The stage entrance was at the back of the theatre, on a rotting balcony overhanging Swan Creek, now a sewerlike trickle between muddy banks, but once, when Sladesbury was a country town, a handsome stream. She was annoyed by the crowd of three girls with autograph albums, but she wrapped herself in an imaginary cloak--black lined with crimson--and waited, mysterious under an arch in Venice.

The magic beings were coming out of fairyland, and Bethel knew that she was right about them.

Caryl McDermid--yes, he must be forty-five or more--quite an old man--but that certainly was no wig, that lovely mane thick as horsehair, and he smiled so easily, took in the autograph hunters with his gaily curved lips, his innocent eyes. Elsie was on his arm, clinging, adoring. And there were Irma Wheat, whose smiling made her more beautiful than on the stage, and the terrible Maggie Sample, the overwhelming character woman, who was a pillar of ice.

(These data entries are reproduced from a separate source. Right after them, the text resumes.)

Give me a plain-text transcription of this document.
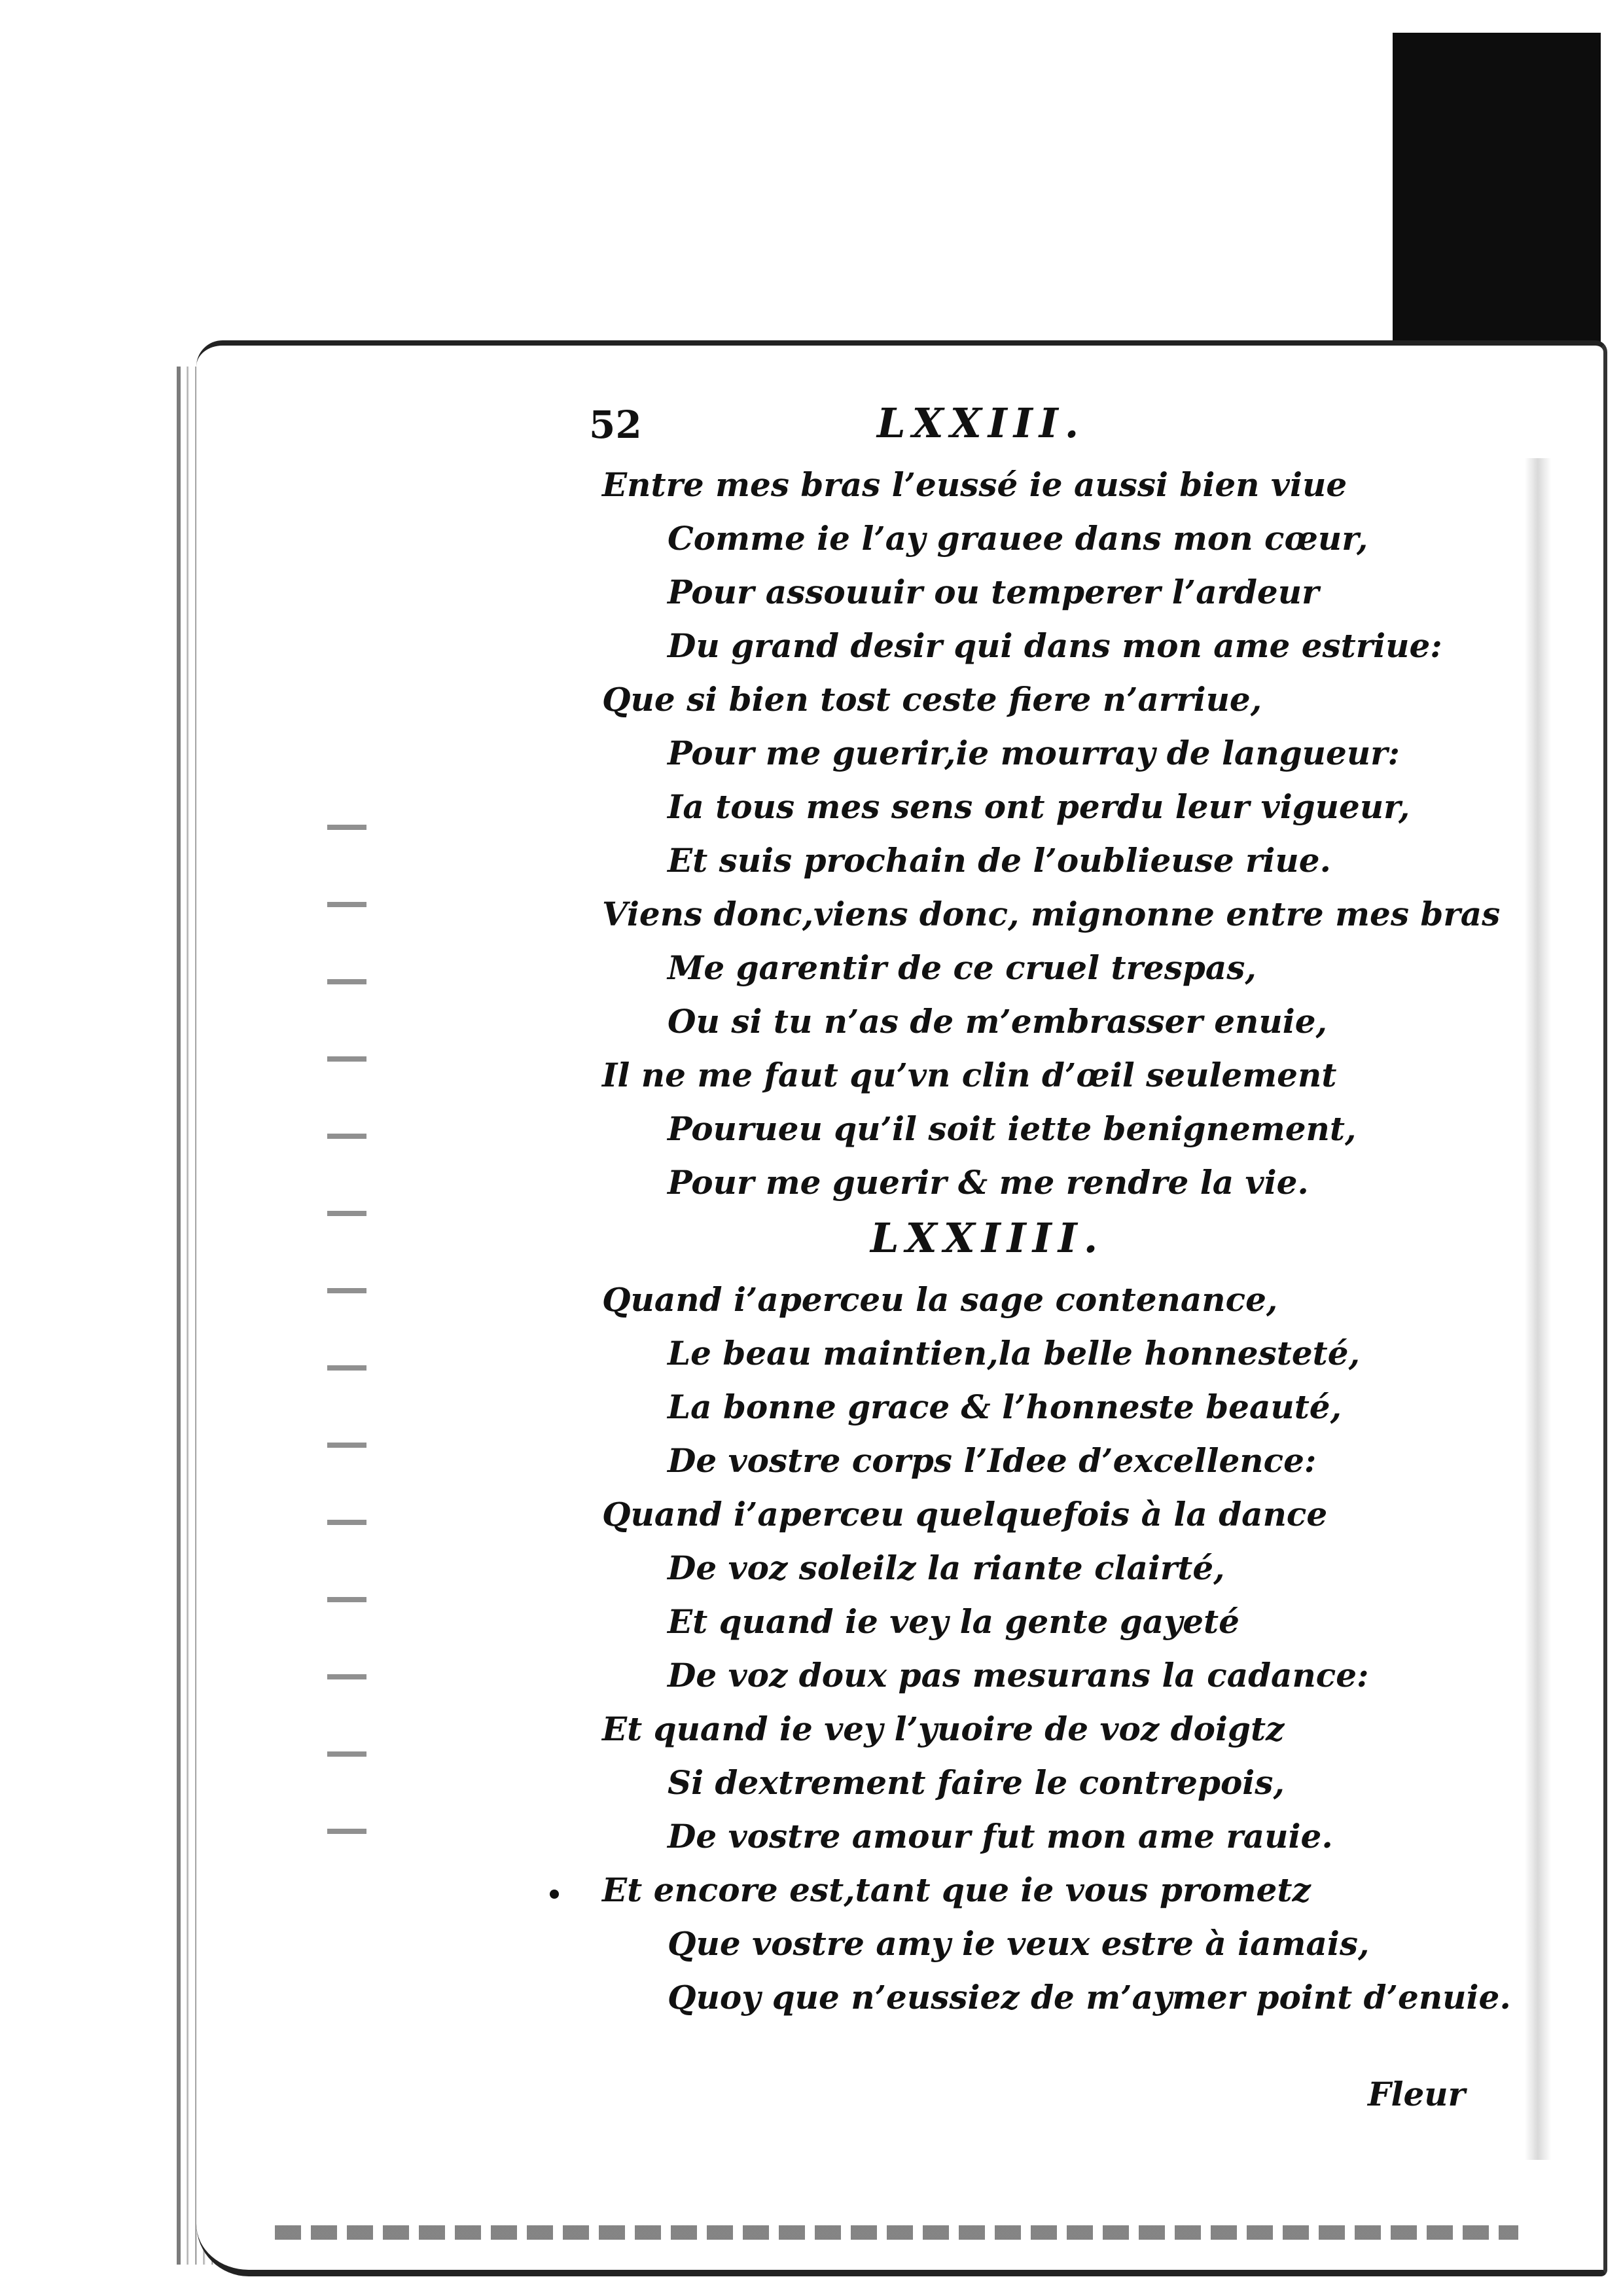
52	LXXIII.
Entre mes bras l’eussé ie aussi bien viue
Comme ie l’ay grauee dans mon cœur,
Pour assouuir ou temperer l’ardeur
Du grand desir qui dans mon ame estriue:
Que si bien tost ceste fiere n’arriue,
Pour me guerir,ie mourray de langueur:
Ia tous mes sens ont perdu leur vigueur,
Et suis prochain de l’oublieuse riue.
Viens donc,viens donc, mignonne entre mes bras
Me garentir de ce cruel trespas,
Ou si tu n’as de m’embrasser enuie,
Il ne me faut qu’vn clin d’œil seulement
Pourueu qu’il soit iette benignement,
Pour me guerir & me rendre la vie.
LXXIIII.
Quand i’aperceu la sage contenance,
Le beau maintien,la belle honnesteté,
La bonne grace & l’honneste beauté,
De vostre corps l’Idee d’excellence:
Quand i’aperceu quelquefois à la dance
De voz soleilz la riante clairté,
Et quand ie vey la gente gayeté
De voz doux pas mesurans la cadance:
Et quand ie vey l’yuoire de voz doigtz
Si dextrement faire le contrepois,
De vostre amour fut mon ame rauie.
Et encore est,tant que ie vous prometz
Que vostre amy ie veux estre à iamais,
Quoy que n’eussiez de m’aymer point d’enuie.
Fleur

Bethel tried to resist, but as these four walked through the alley, down Charter Oak Avenue, with its red neon lights over bowling alleys and cafés, she followed them, glad that they really were so beautiful . . . even if she did notice that Mr. McDermid's elbows were shiny, and Elsie's heels worn down. To what glamorous party were they going? Would they meet professors and newspapermen from great Hartford? Was Mrs. Beaseley Payne's sixteen-cylinder Cadillac waiting to whisk them to splendours at her pine Gothic castle on Bucks Hill?

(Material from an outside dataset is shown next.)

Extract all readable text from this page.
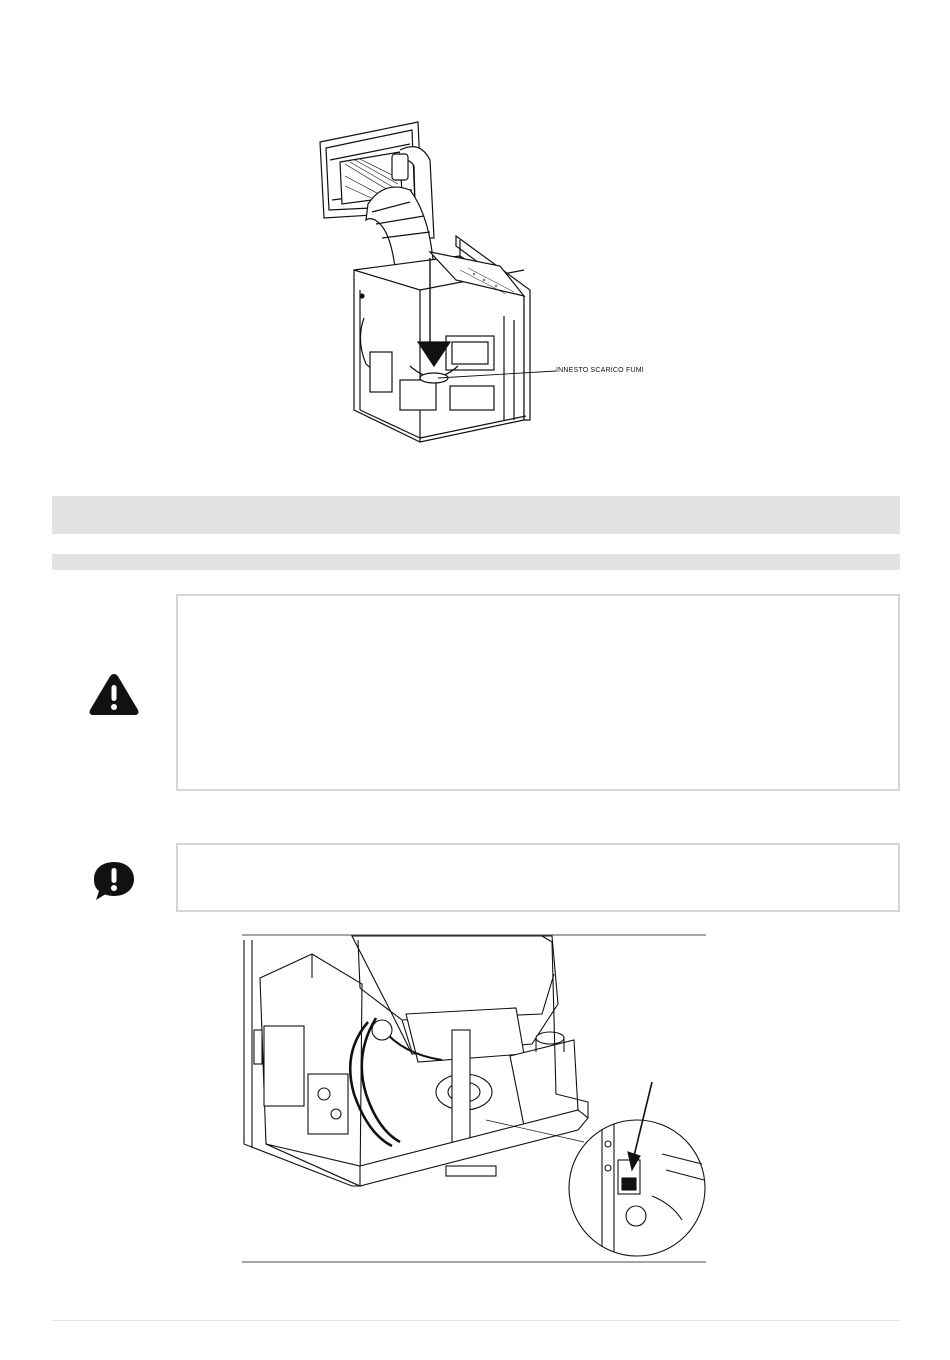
INNESTO SCARICO FUMI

Her idols were turning into Boze's Beanery . . . they were casually sitting down at a long marble-topped table . . . they were ordering hamburgers and flapjacks and coffee . . . and Bethel heard Elsie addressing McDermid: 'Oh, darling, I think I'm stinking in Dulcy. I wish to God I could act,' and heard Maggie Sample's snappish, 'So do I--wish you could!'

Bethel was sitting at the other end of that Beanery table, too scared to move, her voice breaking as she ordered, 'P-please, a chocolate éclair and a g-glass of m-milk.'

There was an elegance about Caryl McDermid that was hard to define. His suit, of soft blue flannel, was glassy at the seams; he wore a commonplace soft white shirt and solid blue tie; but there was an unwrinkled firmness and smoothness about his cheeks and chin; and the lapel of his coat curved as though he had magnificent shoulders. His smile was consuming; it took in everybody, as though he loved them yet realized all their absurdities.

Elsie Krall, his wife--the child must have been thirty years younger than he--was frail copper and ivory; the statuette of a stilled dancer; but her eyes were not alive like McDermid's. They rested always on him, gratefully; and imploringly on the bitter Miss Maggie Sample.

They were real gods, as Bethel had known they must be.

She was not shocked by the undivinity of their chatter. Probably she really had the professional stage virus in her system.